Drop petition to revoke Atheists in Kenya Society’s registration

  • post Type / Members and partners
  • Date / 29 September 2022

On 27 September, the Atheists In Kenya Society was served with a petition before the High Court of Kenya seeking to have the organization’s registration revoked on grounds that the registration and continued existence are unconstitutional.

The petition, reviewed by Humanists International, wrongly claims the organization’s registration and continued operation violate several articles of the Kenyan Constitution, including the right to freedom of religion or belief, as well as its preamble which acknowledges the “supremacy of the Almighty God of all creation.” The petitioner – a known Christian fundamentalist – labels atheism “dangerous for the human mind and mankind.”

This is the second time that Atheists in Kenya Society has faced a legal battle. In 2016, the organization was initially denied formal registration on the grounds that “The Registrar has reasonable cause to believe that the interests of peace welfare [sic] or good order in Kenya would be likely to suffer prejudice by reason of your registration as a Society.”
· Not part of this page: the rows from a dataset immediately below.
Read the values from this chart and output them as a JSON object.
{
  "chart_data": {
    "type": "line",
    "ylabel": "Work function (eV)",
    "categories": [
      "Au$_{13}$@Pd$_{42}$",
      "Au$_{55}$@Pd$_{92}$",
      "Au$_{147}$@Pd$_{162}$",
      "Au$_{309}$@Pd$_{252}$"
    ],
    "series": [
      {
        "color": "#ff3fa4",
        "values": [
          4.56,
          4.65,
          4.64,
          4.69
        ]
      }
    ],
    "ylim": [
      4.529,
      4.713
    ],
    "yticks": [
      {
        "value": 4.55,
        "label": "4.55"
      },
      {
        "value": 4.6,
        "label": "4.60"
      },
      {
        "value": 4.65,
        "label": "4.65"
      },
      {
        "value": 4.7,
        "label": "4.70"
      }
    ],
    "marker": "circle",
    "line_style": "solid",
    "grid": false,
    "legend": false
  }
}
Harrison Mumia, President of Atheists in Kenya, in a press release said:

“This petition is aimed at fermenting the notion that Kenya is a nation by and for believers in God only. It is an assault on freedom of religion or belief and an insult to the diversity of the Kenyan people. We find the petition repugnant to good conscience. […]

“We would like to inform atheists and Kenyans at large that will do everything within our power to defend our right to remain a registered society.”

A secular nation on paper, Kenya’s Constitution enshrines the rights to freedom of expression, freedom of association and assembly, and freedom of conscience, religion, thought, belief and opinion. However, Christian and Muslim groups appear to benefit from a privileged position in society. The allegations made in the petition appear to be based on a lack of understanding of the right to freedom of religion or belief as enshrined in the Universal Declaration on Human Rights (quoted in the petition), the International Covenant on Civil and Political Rights – to which Kenya is a signatory – and, by extension, the Kenyan Constitution.

UN General Comment No. 22 clarifies that, “Article 18 protects theistic, non-theistic and atheistic beliefs, as well as the right not to profess any religion or belief. The terms ‘belief’ and ‘religion’ are to be broadly construed. Article 18 is not limited in its application to traditional religions or to religions and beliefs with institutional characteristics or practices analogous to those of traditional religions.” International law is therefore clear in conveying the right to manifest one’s beliefs equally to all, limited only by restrictions that are prescribed by law and are necessary to protect public safety, order, health, or morals or the fundamental rights and freedoms of others. In short, atheism and theism are protected equally as manifestations of the fundamental right to freedom of thought, conscience, religion or belief.

Javan Lev Poblador, Membership Development Officer of Humanists International, said:

“Kenya does not have a state religion and lays out a secular system of law that protects every individual’s right to freedom of religion or belief and freedom of expression. To suspend Atheists in Kenya Society’s registration is a violation of their rights and sets a dangerous precedent for any minority group in the country seeking to be recognized.

We join in calling for the Kenyan High Court to quash the petition immediately and without prejudice.”